By a clever architecture.

The reason why neural networks require tons of training data is that they need to learn everything about the data from scratch1. The neural nets have no clue what the data is all about unless the labels tell them, and this would then help the neural nets to define a loss function to monitor their own performance. What does this monitoring do? Analyse which weight combinations work such that the neural net models the training data well (not considering regularization, etc.)

So when there are no labels, but just some input data, the neural net can not monitor its performance. That means, bad and good results are considered equal. Autoencoders turn this around and ask, what if I can create a mechanism to reproduce the input? And what if I can use this ability to reproduce the input as a way to create a loss function and monitor the performance?

The autoencoders achieve this by partitioning the neural net into three parts:

  • Encoder
  • Code
  • Decoder

Wikipedia Image of Autoencoder Schema

For a control engineer this kind of translates to:

  • System identification or Parameter Estimation
  • System Model
  • System Simulation

This parallel excited me, though I was aware of the limitations of the parallel. For one, the three steps are disconnected, so to speak, in control theory. But autoencoders bring about a way to put the three modules together. How does the autoencoder do that? For now, it is magic for me. In simple terms, this is what appears to happen in the autoencoders:

  1. The encoders (a neural network with possibly progressively reducing the number of units in the subsequent layer) encode the input data focusing on what is important to learn.
  2. The code is a small dimension neural net layer which forms a condensed model for the input.
  3. The decoders are essentially encoders in reverse (in terms of architecture, not the weights) that help to reconstruct the input by doing what the encoders did in the reverse order.

So autoencoders have solved the labelled training data problem? We can do unsupervised learning with neural nets? So the AI singularity is upon us?

Warning: No

Even though autoencoders seem elegant and powerful, it appears that they are not always classified as part of unsupervised learning algorithms. This is actually confusing because they don't take any inputs and so are technically unsupervised. Some people refer to autoencoders being part of self-supervised learning. The linked article is a bit damning on autoencoders.

So what's the big deal with autoencoders?

Their main claim to fame comes from being featured in many introductory machine learning classes available online. As a result, a lot of newcomers to the field absolutely love autoencoders and can't get enough of them. This is the reason why this tutorial exists! (https://blog.keras.io/building-autoencoders-in-keras.html)

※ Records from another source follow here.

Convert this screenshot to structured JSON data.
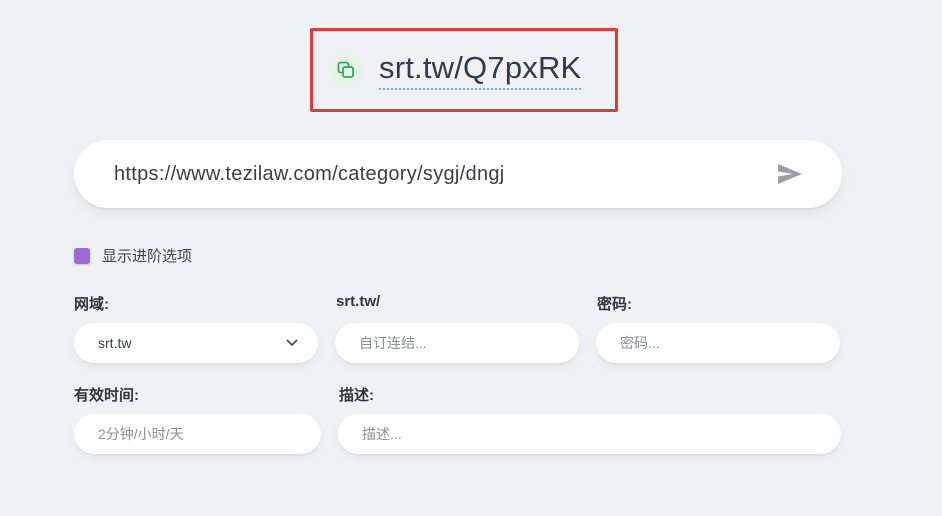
{
  "result": {
    "short_link": "srt.tw/Q7pxRK"
  },
  "url_bar": {
    "value": "https://www.tezilaw.com/category/sygj/dngj"
  },
  "advanced": {
    "label": "显示进阶选项",
    "checked": true
  },
  "form": {
    "domain_label": "网域:",
    "domain_value": "srt.tw",
    "alias_label": "srt.tw/",
    "alias_placeholder": "自订连结...",
    "password_label": "密码:",
    "password_placeholder": "密码...",
    "expiry_label": "有效时间:",
    "expiry_placeholder": "2分钟/小时/天",
    "description_label": "描述:",
    "description_placeholder": "描述..."
  },
  "colors": {
    "highlight_border": "#e53935",
    "checkbox": "#9a6cd3",
    "copy_icon": "#3aa35a",
    "send_icon": "#9aa0a6"
  },
  "icons": {
    "copy": "copy-icon",
    "send": "send-icon",
    "chevron": "chevron-down-icon"
  }
}
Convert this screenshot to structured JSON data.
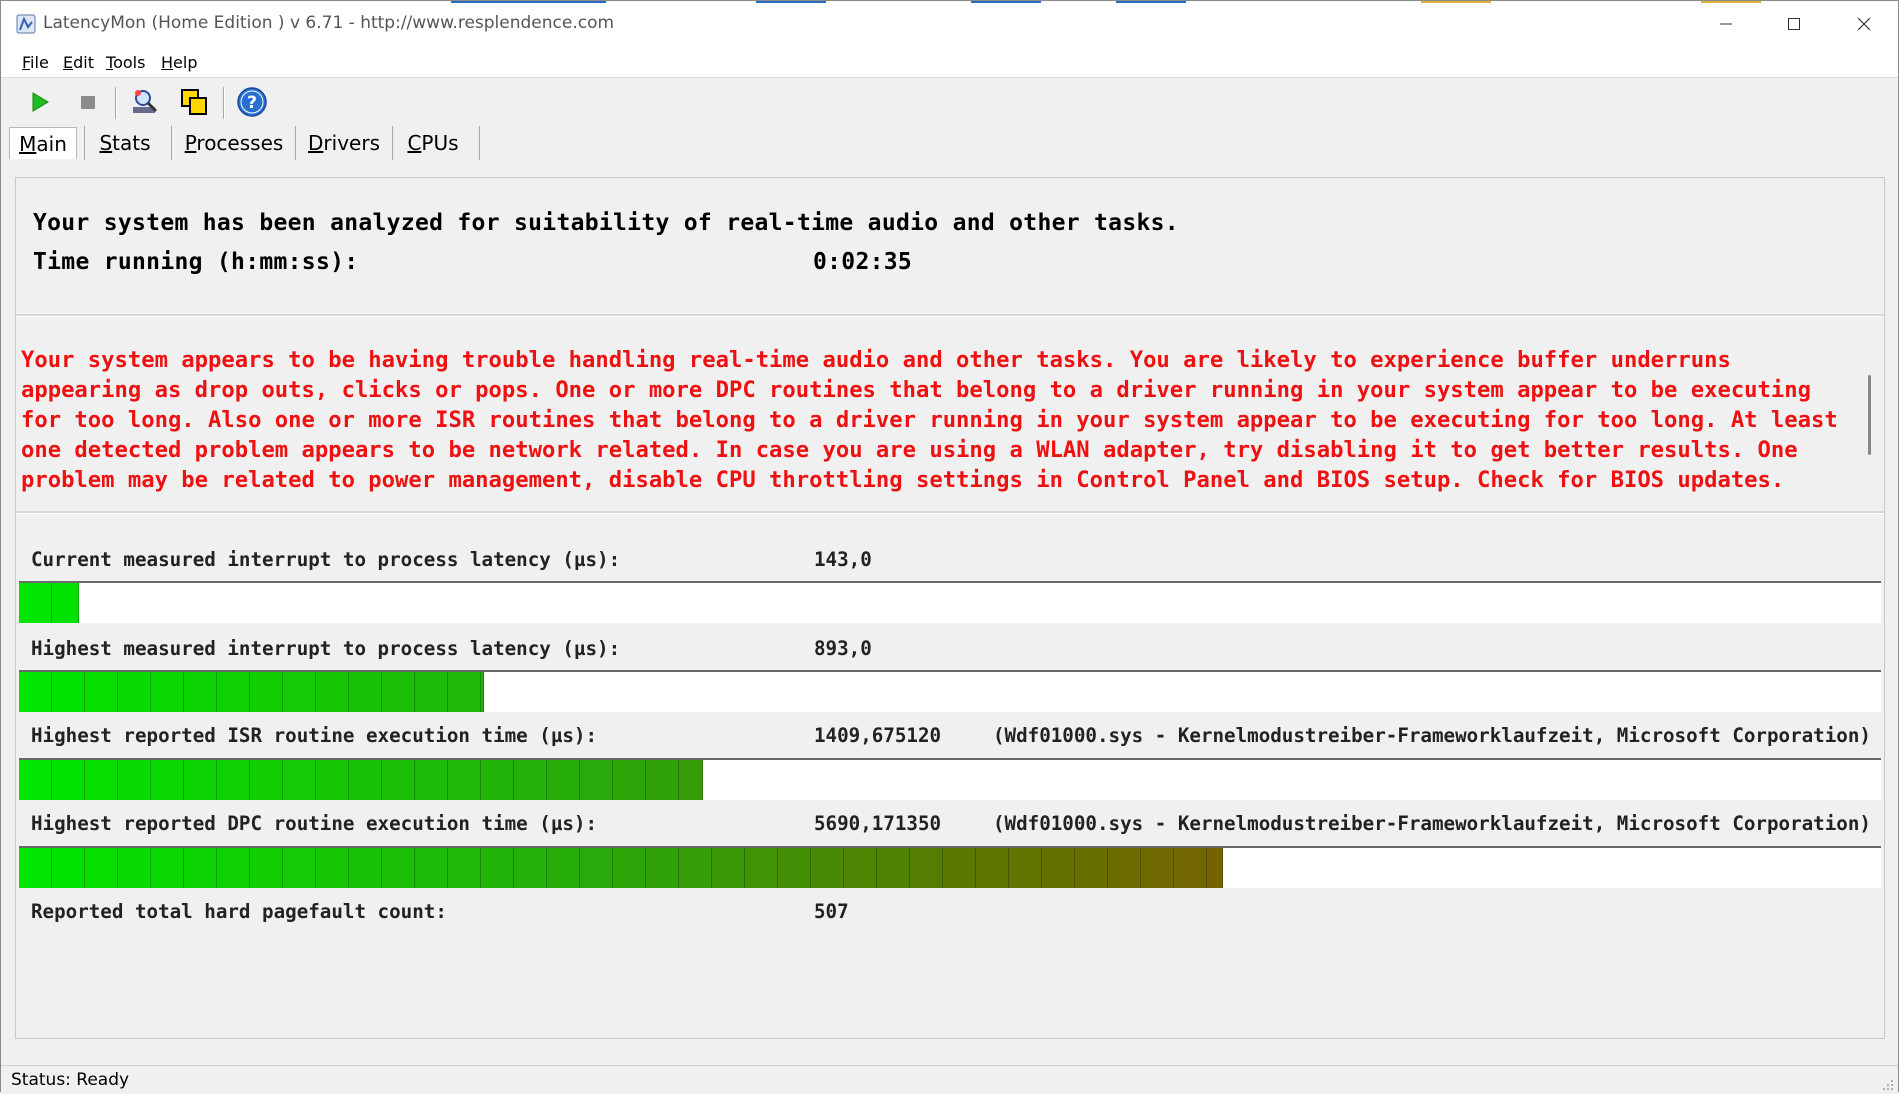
{
  "window": {
    "title": "LatencyMon  (Home Edition )  v 6.71 - http://www.resplendence.com"
  },
  "menu": [
    {
      "label": "File"
    },
    {
      "label": "Edit"
    },
    {
      "label": "Tools"
    },
    {
      "label": "Help"
    }
  ],
  "toolbar": {
    "icons": [
      "play-icon",
      "stop-icon",
      "search-icon",
      "copy-icon",
      "help-icon"
    ]
  },
  "tabs": [
    {
      "label": "Main",
      "active": true
    },
    {
      "label": "Stats",
      "active": false
    },
    {
      "label": "Processes",
      "active": false
    },
    {
      "label": "Drivers",
      "active": false
    },
    {
      "label": "CPUs",
      "active": false
    }
  ],
  "summary": {
    "headline": "Your system has been analyzed for suitability of real-time audio and other tasks.",
    "time_label": "Time running (h:mm:ss):",
    "time_value": "0:02:35"
  },
  "warning": {
    "text": "Your system appears to be having trouble handling real-time audio and other tasks. You are likely to experience buffer underruns appearing as drop outs, clicks or pops. One or more DPC routines that belong to a driver running in your system appear to be executing for too long. Also one or more ISR routines that belong to a driver running in your system appear to be executing for too long. At least one detected problem appears to be network related. In case you are using a WLAN adapter, try disabling it to get better results. One problem may be related to power management, disable CPU throttling settings in Control Panel and BIOS setup. Check for BIOS updates.",
    "color": "#ee1111"
  },
  "metrics": [
    {
      "label": "Current measured interrupt to process latency (µs):",
      "value": "143,0",
      "extra": "",
      "bar_fraction": 0.0325
    },
    {
      "label": "Highest measured interrupt to process latency (µs):",
      "value": "893,0",
      "extra": "",
      "bar_fraction": 0.25
    },
    {
      "label": "Highest reported ISR routine execution time (µs):",
      "value": "1409,675120",
      "extra": "(Wdf01000.sys - Kernelmodustreiber-Frameworklaufzeit, Microsoft Corporation)",
      "bar_fraction": 0.368
    },
    {
      "label": "Highest reported DPC routine execution time (µs):",
      "value": "5690,171350",
      "extra": "(Wdf01000.sys - Kernelmodustreiber-Frameworklaufzeit, Microsoft Corporation)",
      "bar_fraction": 0.648
    }
  ],
  "pagefault": {
    "label": "Reported total hard pagefault count:",
    "value": "507"
  },
  "status": {
    "text": "Status: Ready"
  }
}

That seems to make autoencoders a joke. This is a blog on Keras website and though it is dated to 2016 (an epoch in the deeplearning world domain),

Otherwise, one reason why they have attracted so much research and attention is because they have long been thought to be a potential avenue for solving the problem of unsupervised learning, i.e. the learning of useful representations without the need for labels. Then again, autoencoders are not a true unsupervised learning technique (which would imply a different learning process altogether), they are a self-supervised technique, a specific instance of supervised learning where the targets are generated from the input data.

But what is encouraging is that autoencoders were/are a prime candidate for unsupervised learning. So my initial impressions weren't wrong. However, it appears that it went out of favour, though I don't know if the apparent resurgence (well, the only resurgence is the interest my test showed for its use for anomaly detection) is well founded. I have to understand it well to say something about it.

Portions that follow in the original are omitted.